Ahhhh you are the person that gets the tricky questions that are sort of misleading (ie they give you data you dont need). They are easier after closer inspection.

Ok So we agree that the momentum is large, then goes to a small number, and then large again. So lets just look at this as a ball in 2-d motion, projectile motion. I thing we can assume the mass of the ball is not changing but the velocity is. What do you know about the velocity of a ball "shot" at an angle at the beginning of its flight starting presumably and the ground, and at its max height off the ground? Vx and Vy and Vo... I think this is the way to start.

3. Jul 4, 2010

### Beamsbox

That's great... that you recognize me as the tricky question guy, I wouldn't be here if they weren't so... I'm always the lucky one... and yes, they are always a bit easier after we figure them out. ;) So I must once again thank you for your help.

Well, we know that the acceleration is a constant 9.8 m/s2 downward. Concerning Vy... so since we agree that the velocity is decreasing (as momentum decreases), and we know that at the top of the trajectory, Vo becomes 0 for but an instant. That means that at the bottom of the momentum curve, the object is at it's highest point. Say around 2.25 seconds into it.

But analyzing the components of their motions might help. (Like you said...)

Horizontally,
Xf - Xi = V0t
Vo = V0cos(theta)

so, Xf - Xi = V0cos(theta)t

Vertically,
yf - yi = V0sin(theta0)t-1/2gt2

Assuming (0) initial velocity, the ball shoots up 24.8 m, before it falls... but I don't see the usefulness of that...

Last edited: Jul 4, 2010
4. Jul 4, 2010

### pgardn

Well you know you have 6 units of momentum at "launch".

How many units of momentum do you have when the object is at its highest point, its not 6. And you said at one moment during the flight Vo was zero? If it was zero then you would have no momentum. Your graph says there is momentum thus velocity during the entire flight. But there is a moment during the flight when the velocity, thus the momentum, is the smallest. And the number is on your graph for the momentum at this point.

Oh and I did not mean to imply you make up these problems. Your "teach" is a bit tricky imo. Its still a question that I slapped myself once I saw it.

Last edited: Jul 4, 2010
5. Jul 4, 2010

### Beamsbox

Haha, no offense taken. And it's not the teach, they're straight from the book, they just happen to be the few I can't figure out. I guess I'm more of a straight-forward visualizer, ;).
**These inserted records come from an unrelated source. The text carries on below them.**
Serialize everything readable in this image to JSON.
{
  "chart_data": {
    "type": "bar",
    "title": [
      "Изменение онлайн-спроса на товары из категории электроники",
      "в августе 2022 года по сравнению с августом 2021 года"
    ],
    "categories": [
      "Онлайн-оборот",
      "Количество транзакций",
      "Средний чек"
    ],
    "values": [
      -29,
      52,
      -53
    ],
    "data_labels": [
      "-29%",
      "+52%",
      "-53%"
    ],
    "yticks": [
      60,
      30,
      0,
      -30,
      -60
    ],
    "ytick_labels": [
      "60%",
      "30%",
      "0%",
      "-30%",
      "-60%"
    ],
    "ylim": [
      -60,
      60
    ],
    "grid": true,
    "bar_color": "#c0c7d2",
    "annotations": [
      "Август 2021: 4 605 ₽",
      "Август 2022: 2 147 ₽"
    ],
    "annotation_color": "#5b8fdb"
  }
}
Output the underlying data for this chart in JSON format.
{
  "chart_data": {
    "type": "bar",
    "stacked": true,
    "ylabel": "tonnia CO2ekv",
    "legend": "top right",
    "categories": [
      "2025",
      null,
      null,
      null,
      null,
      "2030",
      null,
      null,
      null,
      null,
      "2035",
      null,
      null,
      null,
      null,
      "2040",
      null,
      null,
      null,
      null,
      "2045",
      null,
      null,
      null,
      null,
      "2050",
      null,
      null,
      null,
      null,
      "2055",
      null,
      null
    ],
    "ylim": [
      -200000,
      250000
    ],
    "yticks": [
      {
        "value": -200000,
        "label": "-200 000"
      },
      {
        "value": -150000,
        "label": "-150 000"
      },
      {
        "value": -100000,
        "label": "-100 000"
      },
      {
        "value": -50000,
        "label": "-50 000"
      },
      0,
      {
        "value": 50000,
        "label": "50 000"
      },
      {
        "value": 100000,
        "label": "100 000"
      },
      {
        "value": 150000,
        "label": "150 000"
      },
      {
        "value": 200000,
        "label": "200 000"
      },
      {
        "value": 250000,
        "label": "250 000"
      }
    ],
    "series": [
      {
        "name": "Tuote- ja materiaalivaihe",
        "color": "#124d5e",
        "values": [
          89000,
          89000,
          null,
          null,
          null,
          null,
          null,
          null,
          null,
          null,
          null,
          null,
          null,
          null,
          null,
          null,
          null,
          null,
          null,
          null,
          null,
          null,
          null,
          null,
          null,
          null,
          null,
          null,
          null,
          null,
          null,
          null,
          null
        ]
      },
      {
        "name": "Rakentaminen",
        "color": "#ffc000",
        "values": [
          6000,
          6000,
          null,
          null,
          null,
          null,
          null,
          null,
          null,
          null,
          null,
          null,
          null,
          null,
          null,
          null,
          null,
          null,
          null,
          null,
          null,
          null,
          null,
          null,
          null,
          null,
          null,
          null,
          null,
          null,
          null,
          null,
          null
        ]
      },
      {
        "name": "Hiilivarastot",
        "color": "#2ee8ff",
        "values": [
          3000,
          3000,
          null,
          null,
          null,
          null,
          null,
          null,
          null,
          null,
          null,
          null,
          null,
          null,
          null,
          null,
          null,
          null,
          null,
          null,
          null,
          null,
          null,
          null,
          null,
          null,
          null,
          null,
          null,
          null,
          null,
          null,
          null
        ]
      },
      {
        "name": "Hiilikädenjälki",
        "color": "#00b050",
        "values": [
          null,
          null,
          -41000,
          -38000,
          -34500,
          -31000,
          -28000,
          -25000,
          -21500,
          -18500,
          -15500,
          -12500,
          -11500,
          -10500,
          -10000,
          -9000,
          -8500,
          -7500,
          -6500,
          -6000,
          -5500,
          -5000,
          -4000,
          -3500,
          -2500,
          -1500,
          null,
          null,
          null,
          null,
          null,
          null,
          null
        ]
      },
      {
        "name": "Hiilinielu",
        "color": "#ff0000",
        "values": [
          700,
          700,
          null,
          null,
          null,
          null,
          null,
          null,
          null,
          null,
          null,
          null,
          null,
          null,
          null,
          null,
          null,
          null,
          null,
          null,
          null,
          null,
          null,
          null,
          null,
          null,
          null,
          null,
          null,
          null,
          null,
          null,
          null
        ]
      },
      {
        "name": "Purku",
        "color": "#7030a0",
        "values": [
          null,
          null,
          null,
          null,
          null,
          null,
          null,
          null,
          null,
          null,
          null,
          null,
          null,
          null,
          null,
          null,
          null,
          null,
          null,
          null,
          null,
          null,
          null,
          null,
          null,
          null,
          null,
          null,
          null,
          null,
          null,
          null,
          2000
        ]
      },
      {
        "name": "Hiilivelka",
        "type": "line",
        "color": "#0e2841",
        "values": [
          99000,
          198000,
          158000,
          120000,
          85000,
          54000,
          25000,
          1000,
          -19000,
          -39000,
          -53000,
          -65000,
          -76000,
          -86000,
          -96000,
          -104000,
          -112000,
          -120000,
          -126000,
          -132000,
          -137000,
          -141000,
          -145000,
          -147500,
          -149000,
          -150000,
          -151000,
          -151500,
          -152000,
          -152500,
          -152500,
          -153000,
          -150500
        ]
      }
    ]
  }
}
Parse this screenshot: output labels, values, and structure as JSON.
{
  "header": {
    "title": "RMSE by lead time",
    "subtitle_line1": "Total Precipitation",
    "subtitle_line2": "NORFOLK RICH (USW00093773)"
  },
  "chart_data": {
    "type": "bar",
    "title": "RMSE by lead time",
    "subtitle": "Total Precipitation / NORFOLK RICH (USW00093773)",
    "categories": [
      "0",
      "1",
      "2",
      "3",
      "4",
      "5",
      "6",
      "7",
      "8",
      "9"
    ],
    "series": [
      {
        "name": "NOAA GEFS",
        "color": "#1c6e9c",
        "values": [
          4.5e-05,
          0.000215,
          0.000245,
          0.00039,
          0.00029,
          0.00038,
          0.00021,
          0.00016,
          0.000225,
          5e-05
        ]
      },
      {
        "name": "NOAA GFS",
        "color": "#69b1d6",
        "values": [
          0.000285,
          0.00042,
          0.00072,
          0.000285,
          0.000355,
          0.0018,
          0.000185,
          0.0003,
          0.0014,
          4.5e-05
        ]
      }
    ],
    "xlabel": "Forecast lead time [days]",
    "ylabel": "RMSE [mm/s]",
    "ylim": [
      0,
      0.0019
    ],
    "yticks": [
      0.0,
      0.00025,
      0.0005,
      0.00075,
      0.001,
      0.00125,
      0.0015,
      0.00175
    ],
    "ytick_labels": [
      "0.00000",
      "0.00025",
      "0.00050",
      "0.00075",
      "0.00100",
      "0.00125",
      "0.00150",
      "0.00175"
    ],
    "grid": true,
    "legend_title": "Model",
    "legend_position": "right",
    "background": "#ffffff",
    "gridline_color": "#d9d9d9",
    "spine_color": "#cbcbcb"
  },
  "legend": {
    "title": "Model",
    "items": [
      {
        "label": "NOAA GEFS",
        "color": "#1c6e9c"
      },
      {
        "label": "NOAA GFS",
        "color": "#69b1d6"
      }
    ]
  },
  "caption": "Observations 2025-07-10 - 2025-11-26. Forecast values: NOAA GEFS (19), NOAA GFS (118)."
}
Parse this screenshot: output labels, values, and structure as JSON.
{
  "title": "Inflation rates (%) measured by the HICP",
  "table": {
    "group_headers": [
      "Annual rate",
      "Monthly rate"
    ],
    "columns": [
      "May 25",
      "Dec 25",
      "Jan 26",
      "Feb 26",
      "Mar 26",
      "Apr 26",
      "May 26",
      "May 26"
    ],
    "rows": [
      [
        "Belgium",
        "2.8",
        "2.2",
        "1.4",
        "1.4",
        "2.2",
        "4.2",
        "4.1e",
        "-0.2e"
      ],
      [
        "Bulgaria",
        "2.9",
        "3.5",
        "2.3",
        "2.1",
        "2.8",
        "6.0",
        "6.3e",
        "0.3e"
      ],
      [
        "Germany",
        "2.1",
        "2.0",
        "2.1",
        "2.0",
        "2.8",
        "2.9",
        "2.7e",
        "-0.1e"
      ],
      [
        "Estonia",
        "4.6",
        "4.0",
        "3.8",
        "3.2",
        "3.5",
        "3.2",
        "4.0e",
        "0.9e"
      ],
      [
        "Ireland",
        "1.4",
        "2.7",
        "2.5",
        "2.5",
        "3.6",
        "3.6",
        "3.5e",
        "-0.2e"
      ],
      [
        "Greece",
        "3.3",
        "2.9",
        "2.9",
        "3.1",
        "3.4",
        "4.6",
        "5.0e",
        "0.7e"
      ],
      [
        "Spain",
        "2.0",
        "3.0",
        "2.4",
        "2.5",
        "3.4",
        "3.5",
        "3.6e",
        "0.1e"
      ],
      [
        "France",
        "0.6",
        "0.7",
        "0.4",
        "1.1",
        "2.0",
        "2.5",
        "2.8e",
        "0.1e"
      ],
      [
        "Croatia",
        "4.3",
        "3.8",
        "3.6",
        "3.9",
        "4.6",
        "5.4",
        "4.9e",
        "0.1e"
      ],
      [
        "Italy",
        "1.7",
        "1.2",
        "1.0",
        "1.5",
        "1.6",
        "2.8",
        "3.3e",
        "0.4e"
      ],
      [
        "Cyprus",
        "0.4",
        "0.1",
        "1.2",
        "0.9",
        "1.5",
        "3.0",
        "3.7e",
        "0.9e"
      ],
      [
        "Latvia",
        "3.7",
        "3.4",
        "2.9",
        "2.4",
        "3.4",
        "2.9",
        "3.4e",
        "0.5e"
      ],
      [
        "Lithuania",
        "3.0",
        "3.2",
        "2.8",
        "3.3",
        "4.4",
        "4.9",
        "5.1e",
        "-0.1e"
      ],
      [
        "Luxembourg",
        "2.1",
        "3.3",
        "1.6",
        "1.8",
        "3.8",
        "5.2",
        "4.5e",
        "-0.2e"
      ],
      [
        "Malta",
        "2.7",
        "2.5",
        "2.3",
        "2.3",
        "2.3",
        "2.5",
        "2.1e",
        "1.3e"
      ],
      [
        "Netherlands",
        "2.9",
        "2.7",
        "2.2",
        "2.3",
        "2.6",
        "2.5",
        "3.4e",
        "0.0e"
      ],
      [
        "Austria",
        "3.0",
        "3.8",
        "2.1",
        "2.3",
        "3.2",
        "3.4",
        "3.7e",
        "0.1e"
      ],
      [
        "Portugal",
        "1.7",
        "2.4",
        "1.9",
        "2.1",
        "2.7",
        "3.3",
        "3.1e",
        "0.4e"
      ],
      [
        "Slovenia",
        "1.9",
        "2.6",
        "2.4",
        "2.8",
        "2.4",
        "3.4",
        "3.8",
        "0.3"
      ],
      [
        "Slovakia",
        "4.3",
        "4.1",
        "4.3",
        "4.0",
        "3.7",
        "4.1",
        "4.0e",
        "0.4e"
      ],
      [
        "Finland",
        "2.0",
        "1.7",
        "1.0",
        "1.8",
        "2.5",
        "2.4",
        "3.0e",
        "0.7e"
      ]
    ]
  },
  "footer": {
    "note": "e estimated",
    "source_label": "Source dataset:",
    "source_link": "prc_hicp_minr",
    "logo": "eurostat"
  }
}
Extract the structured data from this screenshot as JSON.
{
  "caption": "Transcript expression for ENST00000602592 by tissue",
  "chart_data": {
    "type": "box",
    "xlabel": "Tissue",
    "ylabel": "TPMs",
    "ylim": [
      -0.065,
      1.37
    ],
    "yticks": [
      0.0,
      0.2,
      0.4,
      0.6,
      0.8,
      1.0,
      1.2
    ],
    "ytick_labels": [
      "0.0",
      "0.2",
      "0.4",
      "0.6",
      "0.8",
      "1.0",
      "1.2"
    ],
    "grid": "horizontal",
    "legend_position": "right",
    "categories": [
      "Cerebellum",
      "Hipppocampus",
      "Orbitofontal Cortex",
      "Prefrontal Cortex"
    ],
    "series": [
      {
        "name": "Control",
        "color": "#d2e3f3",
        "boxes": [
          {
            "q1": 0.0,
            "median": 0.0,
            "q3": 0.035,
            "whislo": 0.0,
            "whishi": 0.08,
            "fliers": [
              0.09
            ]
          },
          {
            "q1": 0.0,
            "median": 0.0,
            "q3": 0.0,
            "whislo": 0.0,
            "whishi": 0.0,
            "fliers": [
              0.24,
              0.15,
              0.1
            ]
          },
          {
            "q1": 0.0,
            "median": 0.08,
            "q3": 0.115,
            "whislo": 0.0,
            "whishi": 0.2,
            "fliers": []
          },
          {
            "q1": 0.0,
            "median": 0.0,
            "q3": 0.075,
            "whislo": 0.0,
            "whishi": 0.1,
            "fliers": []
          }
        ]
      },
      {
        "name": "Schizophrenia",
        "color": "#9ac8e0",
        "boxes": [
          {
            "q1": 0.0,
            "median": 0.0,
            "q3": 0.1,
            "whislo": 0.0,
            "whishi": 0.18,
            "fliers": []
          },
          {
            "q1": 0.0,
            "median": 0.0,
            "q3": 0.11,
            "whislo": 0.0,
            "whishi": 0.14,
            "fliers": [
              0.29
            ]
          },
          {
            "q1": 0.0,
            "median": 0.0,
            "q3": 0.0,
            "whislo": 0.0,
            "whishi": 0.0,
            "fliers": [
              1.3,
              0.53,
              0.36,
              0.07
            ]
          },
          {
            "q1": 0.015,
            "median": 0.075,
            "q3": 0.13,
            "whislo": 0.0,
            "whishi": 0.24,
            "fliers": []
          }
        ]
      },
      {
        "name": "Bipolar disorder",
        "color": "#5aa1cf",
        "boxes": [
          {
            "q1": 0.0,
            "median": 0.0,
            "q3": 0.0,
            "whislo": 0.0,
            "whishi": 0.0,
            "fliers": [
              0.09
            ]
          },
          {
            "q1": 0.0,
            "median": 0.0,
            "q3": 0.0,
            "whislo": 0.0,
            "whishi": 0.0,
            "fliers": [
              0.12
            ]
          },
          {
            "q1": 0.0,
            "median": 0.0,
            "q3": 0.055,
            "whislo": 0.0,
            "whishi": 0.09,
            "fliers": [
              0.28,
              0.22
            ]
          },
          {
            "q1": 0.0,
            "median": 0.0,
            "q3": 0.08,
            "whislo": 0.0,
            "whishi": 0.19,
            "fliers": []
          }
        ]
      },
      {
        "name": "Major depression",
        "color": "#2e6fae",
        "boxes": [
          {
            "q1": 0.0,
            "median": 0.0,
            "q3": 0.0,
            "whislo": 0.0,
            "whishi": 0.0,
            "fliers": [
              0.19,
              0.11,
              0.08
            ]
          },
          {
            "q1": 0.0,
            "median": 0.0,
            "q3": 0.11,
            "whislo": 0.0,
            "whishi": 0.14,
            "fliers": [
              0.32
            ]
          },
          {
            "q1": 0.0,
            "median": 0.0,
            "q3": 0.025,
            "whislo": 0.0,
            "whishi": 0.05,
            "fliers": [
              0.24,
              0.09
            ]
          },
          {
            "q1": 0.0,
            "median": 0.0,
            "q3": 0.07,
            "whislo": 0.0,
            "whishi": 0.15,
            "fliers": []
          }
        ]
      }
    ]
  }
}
Ya, I guess I was wrong when I said there was no momentum. But I assume that the momentum is only in the horizontal component at that point. Wouldn't that be right, you have no vertical velocity, just horizontal. Perhaps I can use that to my advantage somehow?

So, you have 4 units at the highest point, all directed horizontally. This would remain constant throughout the flight, as there are no external forces acting on the system. And since you have 6 units to begin with, and 4 of that are horizontal, then the vertical component must be the difference, which is 2.

So perhaps this is a stretch, but maybe it works.

Px0 = 4
Py0 = 2

Tan(Theta) = .5
Theta = Tan-1(.5)... which is not the answer I'm looking for.

Whoops, there it goes... my brain just shut-off on me.

6. Jul 4, 2010

### pgardn

So the velocity when the momentum is worth 4 units, is all Vx. So the total momentum at launch is 6. Momentum is m*v... So initial momentum, which is 6 is m*vo. How can you describe the smallest momentum, 4 units, in terms of m and vo... ? and you know that mass, m, stays the same throughout the flight. Its not a full vo of velocity when the ball has 4 units of momentum, yes?

when you stated calculus based, and they give you this graph, I took it to mean we would have to do some math, but there is no calculus involved in this particlar problem...

Last edited: Jul 4, 2010